Le vent soufflait du sud-ouest. De seconde en seconde la mer se faisait plus grosse. Immobile sur la passerelle, le capitaine interrogeait anxieusement l'horizon. Il était manifeste qu'on allait subir un coup de vent d'équinoxe, et le danger était d'autant plus grand que l'on était dans l'un des parages les plus périlleux.

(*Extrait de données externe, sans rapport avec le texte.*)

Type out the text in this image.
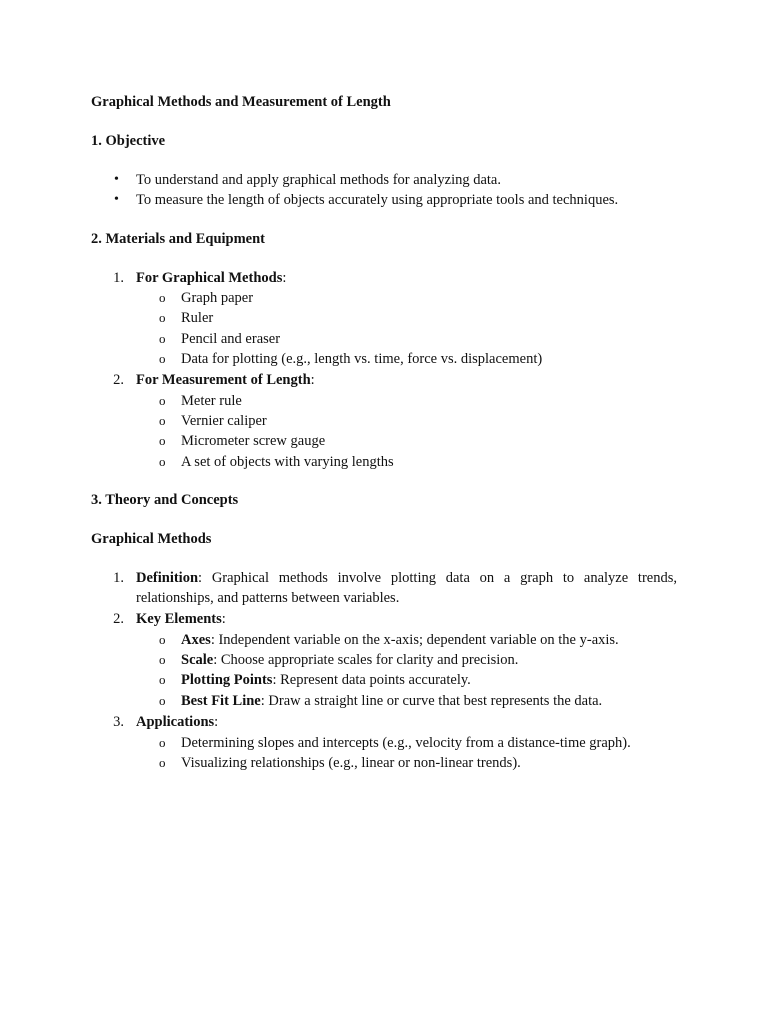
Graphical Methods and Measurement of Length
1. Objective
• To understand and apply graphical methods for analyzing data.
• To measure the length of objects accurately using appropriate tools and techniques.
2. Materials and Equipment
1. For Graphical Methods:
o Graph paper
o Ruler
o Pencil and eraser
o Data for plotting (e.g., length vs. time, force vs. displacement)
2. For Measurement of Length:
o Meter rule
o Vernier caliper
o Micrometer screw gauge
o A set of objects with varying lengths
3. Theory and Concepts
Graphical Methods
1. Definition: Graphical methods involve plotting data on a graph to analyze trends,
relationships, and patterns between variables.
2. Key Elements:
o Axes: Independent variable on the x-axis; dependent variable on the y-axis.
o Scale: Choose appropriate scales for clarity and precision.
o Plotting Points: Represent data points accurately.
o Best Fit Line: Draw a straight line or curve that best represents the data.
3. Applications:
o Determining slopes and intercepts (e.g., velocity from a distance-time graph).
o Visualizing relationships (e.g., linear or non-linear trends).
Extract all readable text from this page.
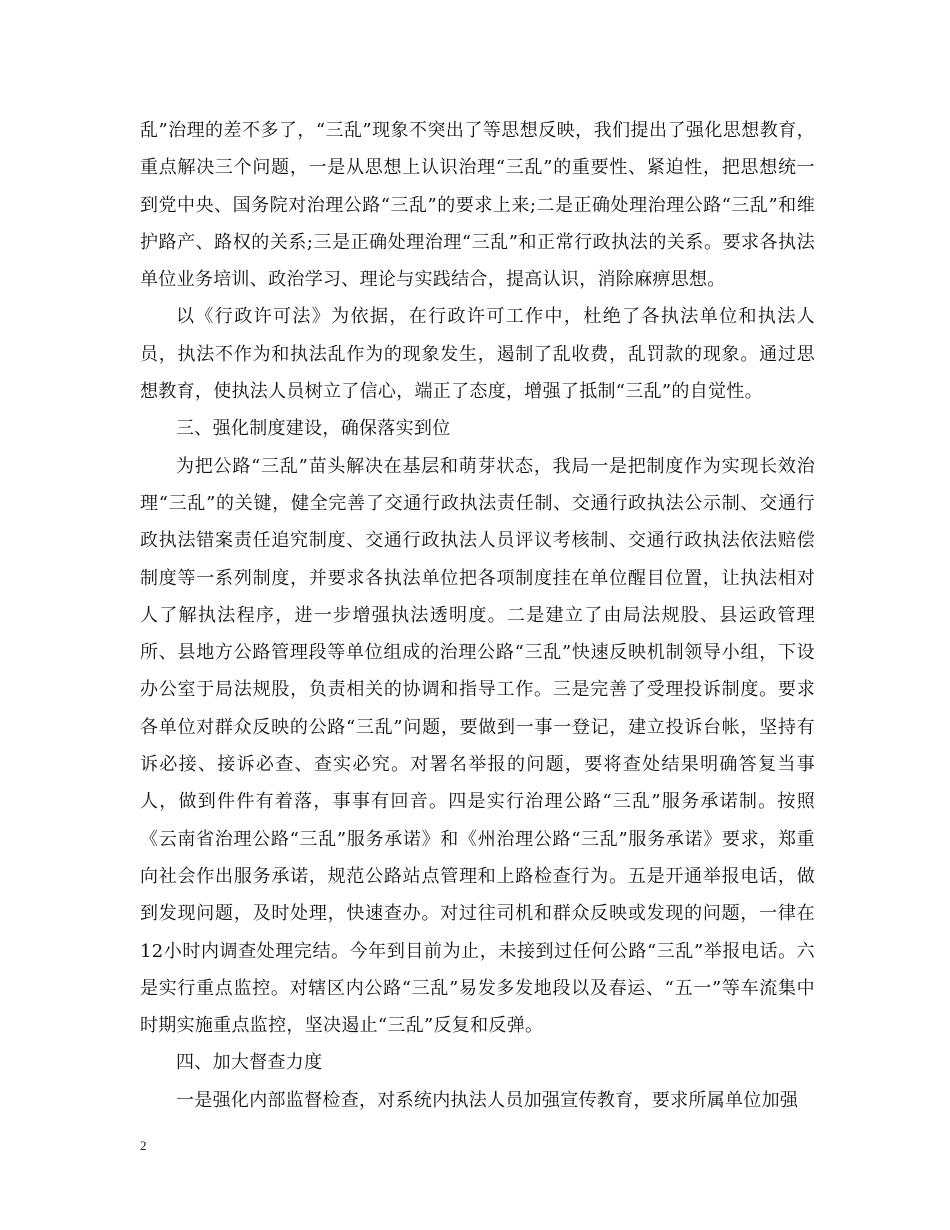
乱”治理的差不多了，“三乱”现象不突出了等思想反映，我们提出了强化思想教育，重点解决三个问题，一是从思想上认识治理“三乱”的重要性、紧迫性，把思想统一到党中央、国务院对治理公路“三乱”的要求上来;二是正确处理治理公路“三乱”和维护路产、路权的关系;三是正确处理治理“三乱”和正常行政执法的关系。要求各执法单位业务培训、政治学习、理论与实践结合，提高认识，消除麻痹思想。

以《行政许可法》为依据，在行政许可工作中，杜绝了各执法单位和执法人员，执法不作为和执法乱作为的现象发生，遏制了乱收费，乱罚款的现象。通过思想教育，使执法人员树立了信心，端正了态度，增强了抵制“三乱”的自觉性。

三、强化制度建设，确保落实到位

为把公路“三乱”苗头解决在基层和萌芽状态，我局一是把制度作为实现长效治理“三乱”的关键，健全完善了交通行政执法责任制、交通行政执法公示制、交通行政执法错案责任追究制度、交通行政执法人员评议考核制、交通行政执法依法赔偿制度等一系列制度，并要求各执法单位把各项制度挂在单位醒目位置，让执法相对人了解执法程序，进一步增强执法透明度。二是建立了由局法规股、县运政管理所、县地方公路管理段等单位组成的治理公路“三乱”快速反映机制领导小组，下设办公室于局法规股，负责相关的协调和指导工作。三是完善了受理投诉制度。要求各单位对群众反映的公路“三乱”问题，要做到一事一登记，建立投诉台帐，坚持有诉必接、接诉必查、查实必究。对署名举报的问题，要将查处结果明确答复当事人，做到件件有着落，事事有回音。四是实行治理公路“三乱”服务承诺制。按照《云南省治理公路“三乱”服务承诺》和《州治理公路“三乱”服务承诺》要求，郑重向社会作出服务承诺，规范公路站点管理和上路检查行为。五是开通举报电话，做到发现问题，及时处理，快速查办。对过往司机和群众反映或发现的问题，一律在12小时内调查处理完结。今年到目前为止，未接到过任何公路“三乱”举报电话。六是实行重点监控。对辖区内公路“三乱”易发多发地段以及春运、“五一”等车流集中时期实施重点监控，坚决遏止“三乱”反复和反弹。

四、加大督查力度

一是强化内部监督检查，对系统内执法人员加强宣传教育，要求所属单位加强

2
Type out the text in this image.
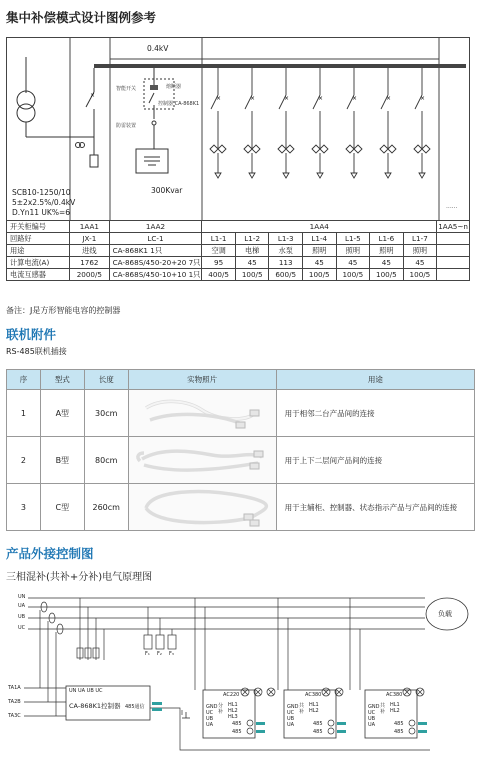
集中补偿模式设计图例参考
×
智能开关
控制器 CA-868K1
防雷装置
熔断器
×	×	×	×	×	×	×
......
0.4kV
SCB10-1250/10
5±2x2.5%/0.4kV
D.Yn11 UK%=6
300Kvar
开关柜编号	1AA1	1AA2	1AA4							1AA5~n
回路好	JX-1	LC-1	L1-1	L1-2	L1-3	L1-4	L1-5	L1-6	L1-7	
用途	进线	CA-868K1 1只	空调	电梯	水泵	照明	照明	照明	照明	
计算电流(A)	1762	CA-868S/450-20+20 7只	95	45	113	45	45	45	45	
电流互感器	2000/5	CA-868S/450-10+10 1只	400/5	100/5	600/5	100/5	100/5	100/5	100/5	
备注：J是方形智能电容的控制器
联机附件
RS-485联机插接
序	型式	长度	实物照片	用途
1	A型	30cm		用于相邻二台产品间的连接
2	B型	80cm		用于上下二层间产品间的连接
3	C型	260cm		用于主辅柜、控制器、状态指示产品与产品间的连接
产品外接控制图
三相混补(共补+分补)电气原理图
UN
UA
UB
UC
负载
F₁ F₂ F₃
TA1A
TA2B
TA3C
UN UA UB UC
CA-868K1控制器 485通信
AC220	AC380	AC380
GND
UC
UB
UA
分补
HL1
HL2
HL3
485
485
GND
UC
UB
UA
共补
HL1
HL2
485
485
GND
UC
UB
UA
共补
HL1
HL2
485
485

Le navire était un superbe trois-mâts franc, de ceux qui font le long cours entre le Havre et l'Amérique du Sud. La traversée avait été fort heureuse, jusqu'au moment où, pour abréger le parcours, le capitaine avait eu la mauvaise idée de serrer la côte. La tempête venait de le surprendre par le travers de l'ìle de Sein, au voisinage de ce raz mortel, dont le courant effroyable peut atteindre une vitesse de douze nœuds.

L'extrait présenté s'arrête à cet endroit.